Tuesday, July 10, 2018

Empty Space

What's one thing you're afraid of?
Deathly afraid of.

The dark?
A duck watching your every move? (Don't laugh--it's legit.)

We smile at those things, the "little kid fears."
We fear other things now that we're grown.

Losing our financial stability.
Not being understood by our friends.
Never finding true happiness.

Everyone has a different set of fears, and a different toolkit of coping.

But there is one thing we all fear.

We all fear being abandoned.

The child forgotten, the friend betrayed, the wife divorced, the boyfriend dumped. We don't want to be any of that.

We tremble in our deepest souls at the thought of being lost, alone, forgotten.


And yet.
Isn't it strange how we abandon things without any second thought?

I'm not just talking about the animals dumped off the side of the road, the children aborted for no reason, or the friendships we quit putting time into because "well, we're just so different now."

What about the inanimate things we handle every day?

That mp3 player you used when you were thirteen. Or maybe the record player, depending on your age. Where is it?
What ever happened to that stuffed animal you had when you were a baby? Probably fell to pieces after the 4967th time in the washer. Who knows?
The tin can that you had lunch out of last week. Where did it go? In the trash, of course--or maybe, if you're extra fastidious, the recycling. Beyond that, who knows. And who cares?

"Hey now, that old thing (insert whatever you please) just wore out! It quit working. It was junk. I literally could not keep using it. I moved on. Change and moving on is healthy!"

Yeah, I know. Believe me, I know.
But that's the way we've been structured to live.

How many times a year does that smartphone in your pocket demand an update?
Have you ever looked at it and gone, "Seriously, I like this just the way it is. Would you stop it with the updates?"
Or do you always just download it without a second thought?

We're consumers--the biggest consumers of any era that could be named. We're spending, taking selfies, and digging through a thousand different kinds of mustard on a supermarket shelf to find happiness. But the solid foundation built beneath us by fathers, grandfathers, and the hopeful and brave who have gone before is starting to crumble into pieces.

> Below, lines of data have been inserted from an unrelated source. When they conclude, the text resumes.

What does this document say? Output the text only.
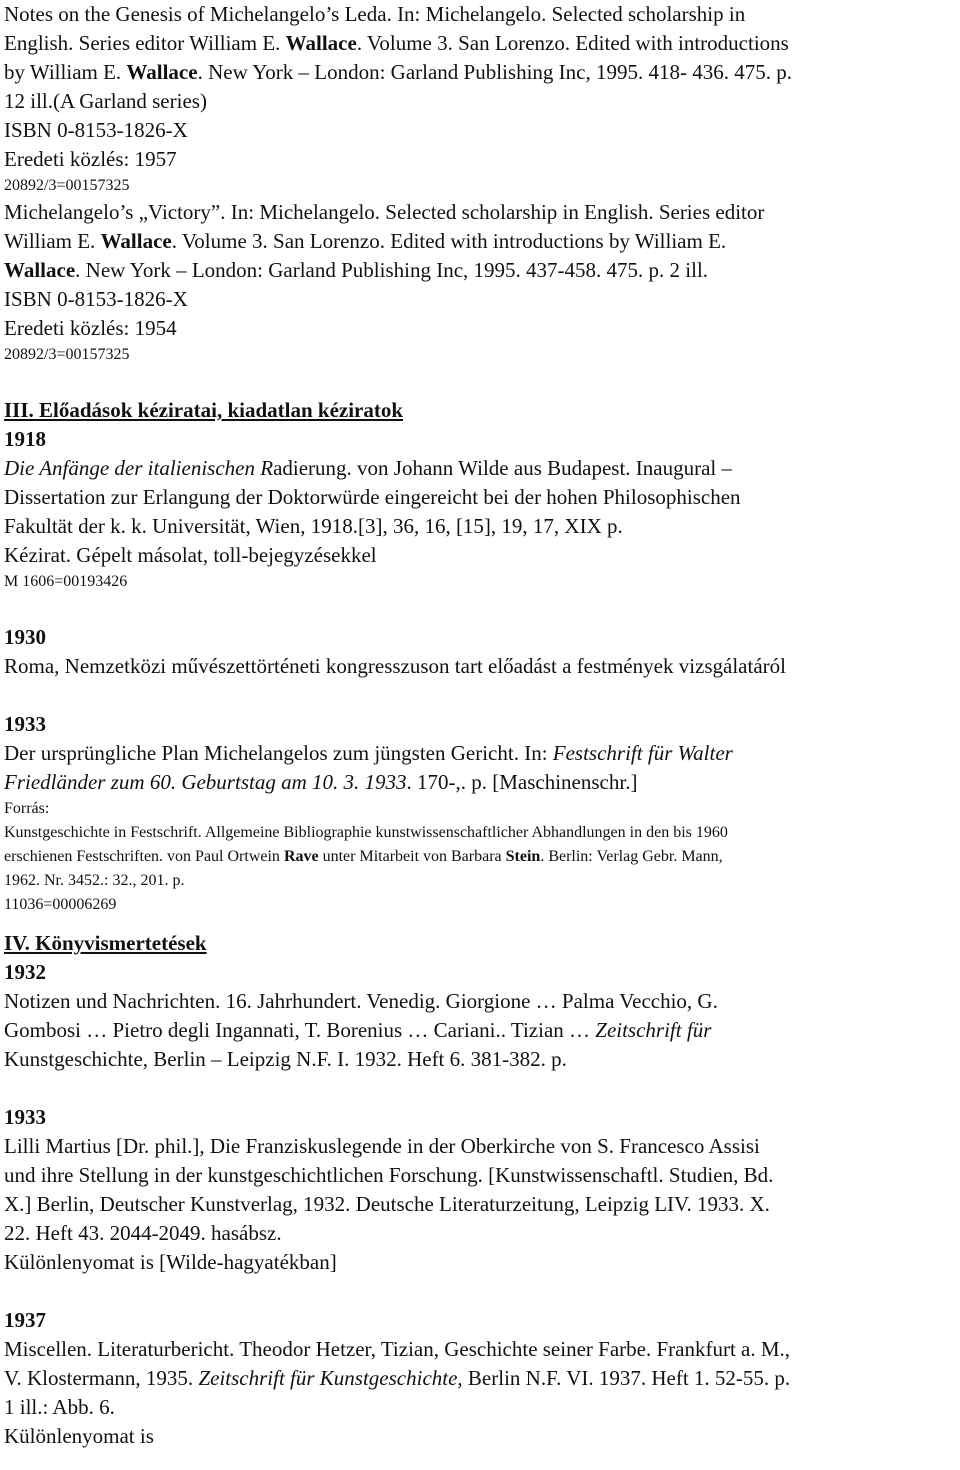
Notes on the Genesis of Michelangelo’s Leda. In: Michelangelo. Selected scholarship in
English. Series editor William E. Wallace. Volume 3. San Lorenzo. Edited with introductions
by William E. Wallace. New York – London: Garland Publishing Inc, 1995. 418- 436. 475. p.
12 ill.(A Garland series)
ISBN 0-8153-1826-X
Eredeti közlés: 1957
20892/3=00157325
Michelangelo’s „Victory”. In: Michelangelo. Selected scholarship in English. Series editor
William E. Wallace. Volume 3. San Lorenzo. Edited with introductions by William E.
Wallace. New York – London: Garland Publishing Inc, 1995. 437-458. 475. p. 2 ill.
ISBN 0-8153-1826-X
Eredeti közlés: 1954
20892/3=00157325
III. Előadások kéziratai, kiadatlan kéziratok
1918
Die Anfänge der italienischen Radierung. von Johann Wilde aus Budapest. Inaugural –
Dissertation zur Erlangung der Doktorwürde eingereicht bei der hohen Philosophischen
Fakultät der k. k. Universität, Wien, 1918.[3], 36, 16, [15], 19, 17, XIX p.
Kézirat. Gépelt másolat, toll-bejegyzésekkel
M 1606=00193426
1930
Roma, Nemzetközi művészettörténeti kongresszuson tart előadást a festmények vizsgálatáról
1933
Der ursprüngliche Plan Michelangelos zum jüngsten Gericht. In: Festschrift für Walter
Friedländer zum 60. Geburtstag am 10. 3. 1933. 170-,. p. [Maschinenschr.]
Forrás:
Kunstgeschichte in Festschrift. Allgemeine Bibliographie kunstwissenschaftlicher Abhandlungen in den bis 1960
erschienen Festschriften. von Paul Ortwein Rave unter Mitarbeit von Barbara Stein. Berlin: Verlag Gebr. Mann,
1962. Nr. 3452.: 32., 201. p.
11036=00006269
IV. Könyvismertetések
1932
Notizen und Nachrichten. 16. Jahrhundert. Venedig. Giorgione … Palma Vecchio, G.
Gombosi … Pietro degli Ingannati, T. Borenius … Cariani.. Tizian … Zeitschrift für
Kunstgeschichte, Berlin – Leipzig N.F. I. 1932. Heft 6. 381-382. p.
1933
Lilli Martius [Dr. phil.], Die Franziskuslegende in der Oberkirche von S. Francesco Assisi
und ihre Stellung in der kunstgeschichtlichen Forschung. [Kunstwissenschaftl. Studien, Bd.
X.] Berlin, Deutscher Kunstverlag, 1932. Deutsche Literaturzeitung, Leipzig LIV. 1933. X.
22. Heft 43. 2044-2049. hasábsz.
Különlenyomat is [Wilde-hagyatékban]
1937
Miscellen. Literaturbericht. Theodor Hetzer, Tizian, Geschichte seiner Farbe. Frankfurt a. M.,
V. Klostermann, 1935. Zeitschrift für Kunstgeschichte, Berlin N.F. VI. 1937. Heft 1. 52-55. p.
1 ill.: Abb. 6.
Különlenyomat is
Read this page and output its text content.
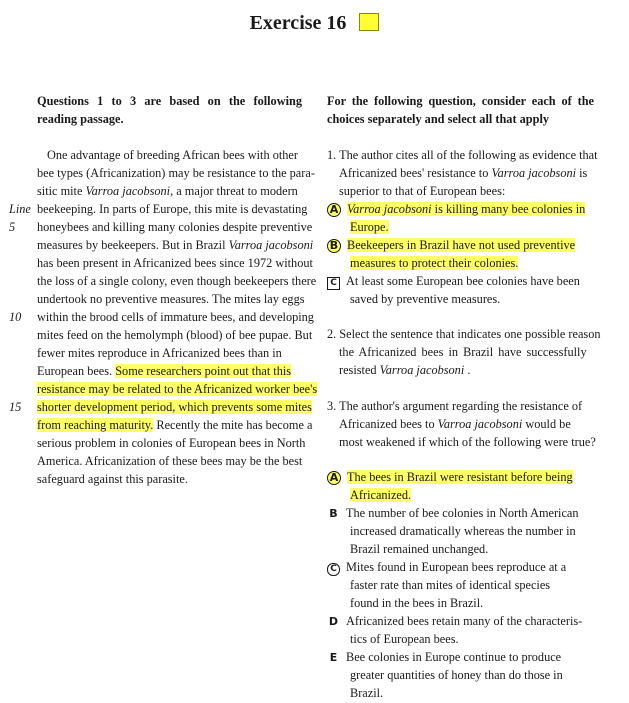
Exercise 16
Questions 1 to 3 are based on the following reading passage.
For the following question, consider each of the choices separately and select all that apply
One advantage of breeding African bees with other
bee types (Africanization) may be resistance to the para-
sitic mite Varroa jacobsoni, a major threat to modern
Line beekeeping. In parts of Europe, this mite is devastating
5 honeybees and killing many colonies despite preventive
measures by beekeepers. But in Brazil Varroa jacobsoni
has been present in Africanized bees since 1972 without
the loss of a single colony, even though beekeepers there
undertook no preventive measures. The mites lay eggs
10 within the brood cells of immature bees, and developing
mites feed on the hemolymph (blood) of bee pupae. But
fewer mites reproduce in Africanized bees than in
European bees. Some researchers point out that this
resistance may be related to the Africanized worker bee's
15 shorter development period, which prevents some mites
from reaching maturity. Recently the mite has become a
serious problem in colonies of European bees in North
America. Africanization of these bees may be the best
safeguard against this parasite.
1. The author cites all of the following as evidence that
Africanized bees' resistance to Varroa jacobsoni is
superior to that of European bees:
A Varroa jacobsoni is killing many bee colonies in
Europe.
B Beekeepers in Brazil have not used preventive
measures to protect their colonies.
C At least some European bee colonies have been
saved by preventive measures.
2. Select the sentence that indicates one possible reason
the Africanized bees in Brazil have successfully
resisted Varroa jacobsoni .
3. The author's argument regarding the resistance of
Africanized bees to Varroa jacobsoni would be
most weakened if which of the following were true?
A The bees in Brazil were resistant before being
Africanized.
B The number of bee colonies in North American
increased dramatically whereas the number in
Brazil remained unchanged.
C Mites found in European bees reproduce at a
faster rate than mites of identical species
found in the bees in Brazil.
D Africanized bees retain many of the characteris-
tics of European bees.
E Bee colonies in Europe continue to produce
greater quantities of honey than do those in
Brazil.
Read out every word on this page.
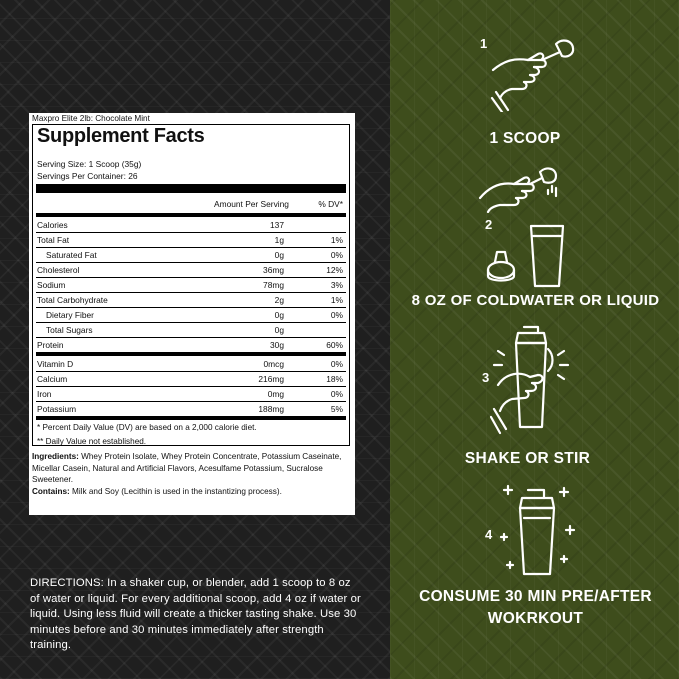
Maxpro Elite 2lb: Chocolate Mint
Supplement Facts
Serving Size: 1 Scoop (35g)
Servings Per Container: 26
Amount Per Serving	% DV*
Calories	137
Total Fat	1g	1%
Saturated Fat	0g	0%
Cholesterol	36mg	12%
Sodium	78mg	3%
Total Carbohydrate	2g	1%
Dietary Fiber	0g	0%
Total Sugars	0g
Protein	30g	60%
Vitamin D	0mcg	0%
Calcium	216mg	18%
Iron	0mg	0%
Potassium	188mg	5%
* Percent Daily Value (DV) are based on a 2,000 calorie diet.
** Daily Value not established.
Ingredients: Whey Protein Isolate, Whey Protein Concentrate, Potassium Caseinate, Micellar Casein, Natural and Artificial Flavors, Acesulfame Potassium, Sucralose Sweetener.
Contains: Milk and Soy (Lecithin is used in the instantizing process).
DIRECTIONS: In a shaker cup, or blender, add 1 scoop to 8 oz of water or liquid. For every additional scoop, add 4 oz if water or liquid. Using less fluid will create a thicker tasting shake. Use 30 minutes before and 30 minutes immediately after strength training.
1
1 SCOOP
2
8 OZ OF COLDWATER OR LIQUID
3
SHAKE OR STIR
4
CONSUME 30 MIN PRE/AFTER
WOKRKOUT
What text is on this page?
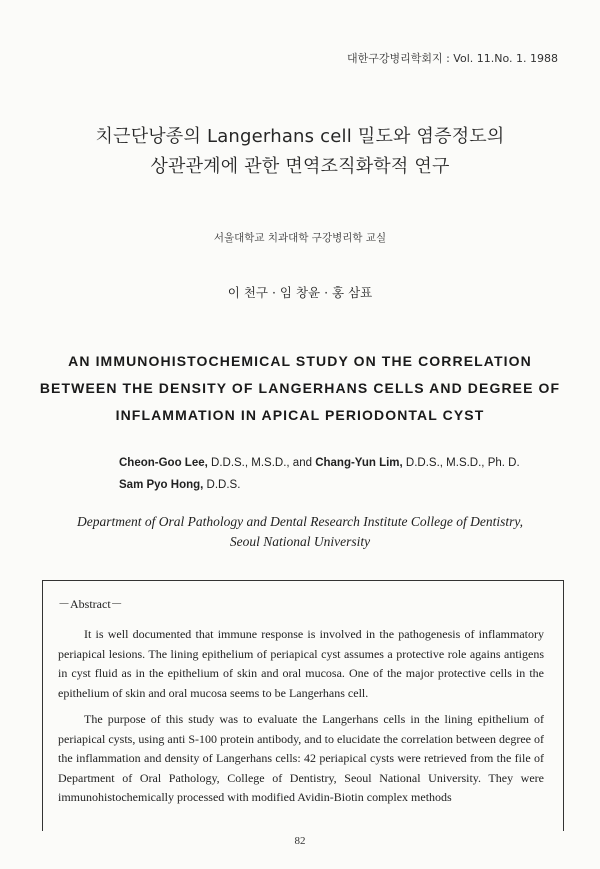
대한구강병리학회지 : Vol. 11.No. 1. 1988
치근단낭종의 Langerhans cell 밀도와 염증정도의
상관관계에 관한 면역조직화학적 연구
서울대학교 치과대학 구강병리학 교실
이 천구 · 임 창윤 · 홍 삼표
AN IMMUNOHISTOCHEMICAL STUDY ON THE CORRELATION
BETWEEN THE DENSITY OF LANGERHANS CELLS AND DEGREE OF
INFLAMMATION IN APICAL PERIODONTAL CYST
Cheon-Goo Lee, D.D.S., M.S.D., and Chang-Yun Lim, D.D.S., M.S.D., Ph. D.
Sam Pyo Hong, D.D.S.
Department of Oral Pathology and Dental Research Institute College of Dentistry,
Seoul National University
－Abstract－

It is well documented that immune response is involved in the pathogenesis of inflammatory periapical lesions. The lining epithelium of periapical cyst assumes a protective role agains antigens in cyst fluid as in the epithelium of skin and oral mucosa. One of the major protective cells in the epithelium of skin and oral mucosa seems to be Langerhans cell.

The purpose of this study was to evaluate the Langerhans cells in the lining epithelium of periapical cysts, using anti S-100 protein antibody, and to elucidate the correlation between degree of the inflammation and density of Langerhans cells: 42 periapical cysts were retrieved from the file of Department of Oral Pathology, College of Dentistry, Seoul National University. They were immunohistochemically processed with modified Avidin-Biotin complex methods

82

Our societal Pangaea is splitting into continents. But it's not cracking in large, uniform pieces. It's splintering into thousands. And somehow, we're all ending up marooned on our own little piece of rock, drifting through a silent, empty space.

We idolize Robinson Crusoe, cast away with nothing and no one but his wits and his will to survive. But we don't want to be him.

Our society has been shaped and re-shaped many times in the last number of years. It's quickly arriving at a juncture that none of us want to accept or admit--soon, we'll all be floating islands, forgotten tech, and discarded tin cans.

We've made such a habit of abandoning things that soon it's going to be our turn.

I'm not preaching doom. Don't get me wrong.
But I'm also not here to say that we can change the flow of time either.

Eventually, and a very soon eventually at that, we will be left with nothing but our wits and our will to survive. It's coming to everyone. We aren't ready for it.

There is a saying. It goes something like this:
"Good times make weak men.
Weak men make hard times.
Hard times make strong men.
Strong men make good times."

It's a cycle. I believe we're in the second quarter, making hard times for ourselves--making our daily lives a tangle of the very thing we fear most in the world. We're about to find out what hard times are like. And we aren't a bit ready.

The good news is that the third quarter comes close on the second's heels. "Hard times make strong men." Men of faith, of courage, of resource. Men who will look around them and make use of whatever they find. Men who will, in the solitude of their broken islands, at last face their fear of abandonment and shed the habits they've built up.

And when the hard lessons have been learned, eventually those shattered bits of rock floating in space, each with its lonely commander, will find their way back together again. Not because of some random blowing of ethereal wind, either. We'll forge rockets, fit them to our islands, and go in search of the better times.

My suggestion?

Learn now to love the silence of empty space, the fury of the heavenly winds, the sparkle of nothing around you but a thousand colored nebulae and distant galaxies. If you make a friend of that vast, empty space now, someday when it's all you have you won't feel so lost.

Then maybe, when the hard times hit and we're left to watch the shifting celestial clouds of stardust, we'll see the answers to our fears and find the source of strength once again that at present we've all but forgotten exists.

And once that happens, once we are made hopeful and brave again, the better times will return. Oh it may not be in this world--we may have to wait till the next to find them. But they'll come.

For now, I'm going star-gazing. Who wants to come?